La moral de la cámara oculta




Hay días en que es imposible no preguntarse por la obsesión de la tele chilena por usar las cámaras ocultas. Ahora mismo CHV y TVN están emitiendo Manos al fuego y ¿Y tú qué harías?, dos shows construidos a partir del uso de las mismas para graficar con ellas el comportamiento amatorio y social de los chilenos.

Nada nuevo ahí. De hecho, Manos al fuego es ahora mismo un pequeño clásico de CHV. Show leve y eficaz, ha logrado reinventarse una y otra vez para seguir idéntico a sí mismo. Esta temporada, por ejemplo, se ha ambientado en el extranjero, ocupando como decorados playas caribeñas donde volvemos a lo mismo, a esas escenas de chilenos y chilenas infieles comportándose como los piratas de una noche inesperada. Por supuesto, el cambio de escenario le da sentido al asunto aunque se puede ver cierto agotamiento en el formato, pues quienes son filmados se preguntan casi siempre si lo que les está pasando es parte del show ("¿no estarán grabando para Manos al fuego?", dicen), como si dudasen de sí mismos, intuyendo que la realidad es solo otro programa de televisión. Esa dificultad formal, la de cómo poder repetir el esquema sin agotarse, también cruza ¿Y tú qué harías?, de TVN, que estrenó su segunda temporada hace unas semanas. Como el año pasado, el show sigue definido por la urgencia editorial de una televisión pública que se haga cargo de la descripción de temas como el racismo, el clasismo, la violencia social y de género. En ese sentido, lo más interesante es cómo muchas veces el experimento de cada caso se dobla hasta lo intolerable, como el momento en que en un negocio de ropa los clientes miran a un jefe insultar a sus trabajadores o cómo una mujer de edad es increpada por una cliente. Consuelo Saavedra y Amaro Gómez-Pablo le dan un poco de altura al asunto y, en sus intervenciones salvadoras, permiten que el espectador quede liberado de culpa por ver el programa. Así, estamos en el lado reverso de Manos al fuego. Acá la cámara oculta sirve para educar, el goce de ver al otro en una situación límite es relegado, lo importante es adentrarse en la sopa negra de la identidad chilena.

Porque ese es el fondo. Las cámaras ocultas permiten la eclosión de una etnografía trash donde cualquier interés está limitado por su ligereza. Carlos Pinto fue previsor en este asunto, cuando las patentó hace más de dos décadas en la tele local. Experto, supo venderlas al indicar que solo tenían sentido si podían revelar las taras del carácter de los chilenos. Solo así el morbo podía ser desplegado en la tele. Aquella idea sigue en el aire aunque ahora mismo es más que cuestionable: están en juego el derecho a la privacidad de los ciudadanos y la violación de su intimidad por parte de la industria televisiva.

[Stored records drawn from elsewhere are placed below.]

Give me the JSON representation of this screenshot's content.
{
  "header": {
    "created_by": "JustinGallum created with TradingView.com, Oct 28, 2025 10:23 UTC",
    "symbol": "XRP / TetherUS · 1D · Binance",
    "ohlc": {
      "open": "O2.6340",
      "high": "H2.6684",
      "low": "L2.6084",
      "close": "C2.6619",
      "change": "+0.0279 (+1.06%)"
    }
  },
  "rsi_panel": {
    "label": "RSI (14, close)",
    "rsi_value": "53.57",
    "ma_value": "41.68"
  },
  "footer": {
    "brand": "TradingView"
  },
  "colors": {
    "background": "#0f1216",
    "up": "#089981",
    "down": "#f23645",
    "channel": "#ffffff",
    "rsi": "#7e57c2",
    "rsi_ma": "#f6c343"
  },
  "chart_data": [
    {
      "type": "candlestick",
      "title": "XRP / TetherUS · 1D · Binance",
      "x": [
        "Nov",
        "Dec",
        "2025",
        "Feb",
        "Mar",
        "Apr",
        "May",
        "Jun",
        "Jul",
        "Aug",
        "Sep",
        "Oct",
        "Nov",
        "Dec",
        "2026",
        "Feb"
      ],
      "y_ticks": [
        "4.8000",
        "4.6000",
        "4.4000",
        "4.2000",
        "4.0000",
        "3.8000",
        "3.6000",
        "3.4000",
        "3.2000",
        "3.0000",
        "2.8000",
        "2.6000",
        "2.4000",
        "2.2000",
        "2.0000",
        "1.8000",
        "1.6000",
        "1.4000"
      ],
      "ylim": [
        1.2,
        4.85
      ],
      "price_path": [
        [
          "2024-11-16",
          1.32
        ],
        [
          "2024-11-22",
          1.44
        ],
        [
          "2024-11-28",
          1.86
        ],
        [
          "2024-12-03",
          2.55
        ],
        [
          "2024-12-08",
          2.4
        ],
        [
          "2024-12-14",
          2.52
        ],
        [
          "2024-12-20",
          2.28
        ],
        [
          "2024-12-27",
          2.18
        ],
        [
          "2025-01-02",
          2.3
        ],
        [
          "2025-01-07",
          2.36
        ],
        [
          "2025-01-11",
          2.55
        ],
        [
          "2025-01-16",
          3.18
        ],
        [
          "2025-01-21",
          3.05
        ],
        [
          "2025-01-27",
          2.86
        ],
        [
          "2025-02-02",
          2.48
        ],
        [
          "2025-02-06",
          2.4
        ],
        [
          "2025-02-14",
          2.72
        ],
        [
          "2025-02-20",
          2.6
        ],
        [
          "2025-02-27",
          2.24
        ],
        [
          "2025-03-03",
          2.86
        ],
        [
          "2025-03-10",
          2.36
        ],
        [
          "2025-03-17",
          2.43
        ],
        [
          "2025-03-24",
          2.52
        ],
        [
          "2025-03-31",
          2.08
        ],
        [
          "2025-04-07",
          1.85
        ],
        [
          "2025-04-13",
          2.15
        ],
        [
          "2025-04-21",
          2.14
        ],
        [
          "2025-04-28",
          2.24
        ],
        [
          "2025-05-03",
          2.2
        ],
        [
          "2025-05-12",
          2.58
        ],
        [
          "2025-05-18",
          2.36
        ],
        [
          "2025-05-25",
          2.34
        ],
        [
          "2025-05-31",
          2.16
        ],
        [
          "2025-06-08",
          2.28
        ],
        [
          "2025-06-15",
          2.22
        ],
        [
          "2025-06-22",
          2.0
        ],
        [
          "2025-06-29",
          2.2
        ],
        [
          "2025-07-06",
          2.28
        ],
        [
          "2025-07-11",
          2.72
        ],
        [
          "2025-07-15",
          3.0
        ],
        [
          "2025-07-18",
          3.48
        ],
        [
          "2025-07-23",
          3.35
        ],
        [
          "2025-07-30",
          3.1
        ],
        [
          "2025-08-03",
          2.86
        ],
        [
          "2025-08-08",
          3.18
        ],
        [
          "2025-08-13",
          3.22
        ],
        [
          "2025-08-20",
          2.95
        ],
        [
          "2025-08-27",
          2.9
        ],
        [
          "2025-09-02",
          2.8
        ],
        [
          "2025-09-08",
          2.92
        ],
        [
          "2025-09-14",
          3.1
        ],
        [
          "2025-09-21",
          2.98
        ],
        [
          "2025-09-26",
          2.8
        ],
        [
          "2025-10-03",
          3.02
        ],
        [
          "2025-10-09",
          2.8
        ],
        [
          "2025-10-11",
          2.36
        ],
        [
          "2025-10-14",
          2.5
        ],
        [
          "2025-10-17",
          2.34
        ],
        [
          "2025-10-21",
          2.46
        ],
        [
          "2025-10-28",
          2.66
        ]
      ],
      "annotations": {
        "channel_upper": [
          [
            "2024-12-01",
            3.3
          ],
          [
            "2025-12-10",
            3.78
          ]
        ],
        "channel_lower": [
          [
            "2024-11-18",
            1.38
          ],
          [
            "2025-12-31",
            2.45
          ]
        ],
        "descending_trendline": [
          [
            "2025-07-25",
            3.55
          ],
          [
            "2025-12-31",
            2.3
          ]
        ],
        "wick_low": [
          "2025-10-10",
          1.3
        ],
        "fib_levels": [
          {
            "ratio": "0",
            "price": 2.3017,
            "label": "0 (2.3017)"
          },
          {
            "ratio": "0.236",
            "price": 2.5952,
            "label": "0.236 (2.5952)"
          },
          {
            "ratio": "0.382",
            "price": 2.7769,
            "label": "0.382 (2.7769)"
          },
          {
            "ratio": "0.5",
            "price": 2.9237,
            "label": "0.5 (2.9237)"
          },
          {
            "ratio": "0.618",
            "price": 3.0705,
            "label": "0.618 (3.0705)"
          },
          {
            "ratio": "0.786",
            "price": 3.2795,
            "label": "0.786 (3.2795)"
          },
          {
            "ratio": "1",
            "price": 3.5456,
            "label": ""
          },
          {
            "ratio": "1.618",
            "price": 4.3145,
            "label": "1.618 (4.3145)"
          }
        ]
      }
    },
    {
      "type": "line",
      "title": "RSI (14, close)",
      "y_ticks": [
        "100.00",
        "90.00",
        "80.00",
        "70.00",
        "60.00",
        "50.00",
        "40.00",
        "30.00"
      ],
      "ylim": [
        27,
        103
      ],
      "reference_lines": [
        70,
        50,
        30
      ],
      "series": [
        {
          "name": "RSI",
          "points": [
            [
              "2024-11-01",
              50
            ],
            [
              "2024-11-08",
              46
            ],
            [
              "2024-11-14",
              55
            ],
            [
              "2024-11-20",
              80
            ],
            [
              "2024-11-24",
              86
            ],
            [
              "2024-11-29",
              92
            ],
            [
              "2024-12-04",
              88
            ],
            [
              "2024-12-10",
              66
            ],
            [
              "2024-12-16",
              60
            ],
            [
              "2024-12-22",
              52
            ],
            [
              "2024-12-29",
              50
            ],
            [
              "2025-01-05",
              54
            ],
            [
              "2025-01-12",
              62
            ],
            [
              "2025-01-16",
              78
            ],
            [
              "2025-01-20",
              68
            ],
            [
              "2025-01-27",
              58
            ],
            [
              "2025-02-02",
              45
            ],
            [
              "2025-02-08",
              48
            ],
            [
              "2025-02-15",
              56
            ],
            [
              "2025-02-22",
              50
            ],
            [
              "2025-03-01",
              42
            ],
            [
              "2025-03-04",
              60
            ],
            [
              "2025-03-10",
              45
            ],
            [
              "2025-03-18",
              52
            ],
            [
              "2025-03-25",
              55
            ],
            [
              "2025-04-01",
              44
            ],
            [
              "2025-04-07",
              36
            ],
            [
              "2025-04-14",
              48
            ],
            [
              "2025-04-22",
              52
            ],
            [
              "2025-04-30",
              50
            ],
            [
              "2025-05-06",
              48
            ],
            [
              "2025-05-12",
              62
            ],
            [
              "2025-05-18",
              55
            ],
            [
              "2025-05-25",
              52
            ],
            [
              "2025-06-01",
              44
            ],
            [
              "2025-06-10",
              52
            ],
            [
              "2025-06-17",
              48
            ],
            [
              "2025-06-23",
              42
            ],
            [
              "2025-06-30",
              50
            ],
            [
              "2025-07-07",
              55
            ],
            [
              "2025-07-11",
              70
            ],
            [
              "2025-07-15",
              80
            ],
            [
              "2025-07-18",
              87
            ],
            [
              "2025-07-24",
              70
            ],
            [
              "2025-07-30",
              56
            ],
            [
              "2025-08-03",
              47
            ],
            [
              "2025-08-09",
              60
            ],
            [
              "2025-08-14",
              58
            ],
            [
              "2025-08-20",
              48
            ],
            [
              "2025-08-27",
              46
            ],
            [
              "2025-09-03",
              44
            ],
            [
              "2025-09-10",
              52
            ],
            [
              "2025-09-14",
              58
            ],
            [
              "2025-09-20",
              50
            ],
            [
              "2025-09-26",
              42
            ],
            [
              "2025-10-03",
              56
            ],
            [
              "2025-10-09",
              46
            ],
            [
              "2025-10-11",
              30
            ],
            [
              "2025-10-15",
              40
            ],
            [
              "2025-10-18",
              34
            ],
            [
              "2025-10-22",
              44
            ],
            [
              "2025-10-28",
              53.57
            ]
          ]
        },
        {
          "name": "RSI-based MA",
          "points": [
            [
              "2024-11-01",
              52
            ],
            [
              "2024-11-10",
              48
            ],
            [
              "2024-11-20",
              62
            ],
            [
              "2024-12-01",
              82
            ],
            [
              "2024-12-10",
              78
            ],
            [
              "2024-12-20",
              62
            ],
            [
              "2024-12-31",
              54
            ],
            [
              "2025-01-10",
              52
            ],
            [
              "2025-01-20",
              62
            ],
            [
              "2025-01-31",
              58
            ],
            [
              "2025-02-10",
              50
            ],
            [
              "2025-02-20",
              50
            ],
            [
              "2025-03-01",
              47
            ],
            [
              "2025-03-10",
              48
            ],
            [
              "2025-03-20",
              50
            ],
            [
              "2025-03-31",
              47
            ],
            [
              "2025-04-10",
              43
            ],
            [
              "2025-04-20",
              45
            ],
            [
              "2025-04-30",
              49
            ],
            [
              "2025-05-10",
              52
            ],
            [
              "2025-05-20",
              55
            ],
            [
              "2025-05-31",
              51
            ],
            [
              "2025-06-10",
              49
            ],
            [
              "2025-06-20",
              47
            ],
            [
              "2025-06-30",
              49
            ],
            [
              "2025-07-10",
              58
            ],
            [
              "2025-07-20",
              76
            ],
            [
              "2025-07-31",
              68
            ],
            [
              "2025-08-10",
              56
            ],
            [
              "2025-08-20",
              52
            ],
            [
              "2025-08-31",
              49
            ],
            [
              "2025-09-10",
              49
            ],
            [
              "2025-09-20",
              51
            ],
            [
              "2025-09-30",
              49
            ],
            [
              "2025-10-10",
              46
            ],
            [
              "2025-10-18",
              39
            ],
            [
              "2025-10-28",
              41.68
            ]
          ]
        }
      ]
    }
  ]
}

Es imposible negar el atractivo del asunto pero tampoco su complejidad actual: hace pocos días el periodista y senador Alejandro Guillier acaba de volver a defender el uso que hizo de las cámaras ocultas cuando fue jefe del departamento de prensa de Chilevisión y expuso la condición sexual del ex juez Daniel Calvo, que llevaba el caso Spiniak. Ya sabemos lo que pasó; el juez salió de la causa y todo cambió para él y la investigación. Guillier es ahora precandidato presidencial y, por lo mismo, no deja de ser perturbador preguntarse cuánto de su moral maduró y se cristalizó en las pantallas, en la medida que esgrime aquella apología de su actuar, carente de cualquier clase de mea culpa respecto a su evidente homofobia. Nada nuevo ahí en todo caso. En la tele lo privado y lo público son categorías aleatorias, cáscaras vacías. El chiste ya no tiene gracia. En esa zona pantanosa, cualquier picaresca o bonhomía se acaba, y de nuevo es la cultura del entretenimiento la que permite entender y prefigurar a la política, haciendo que en esa estética del morbo se esconda una ética de vigilancia y sanción sobre las conductas íntimas de los ciudadanos.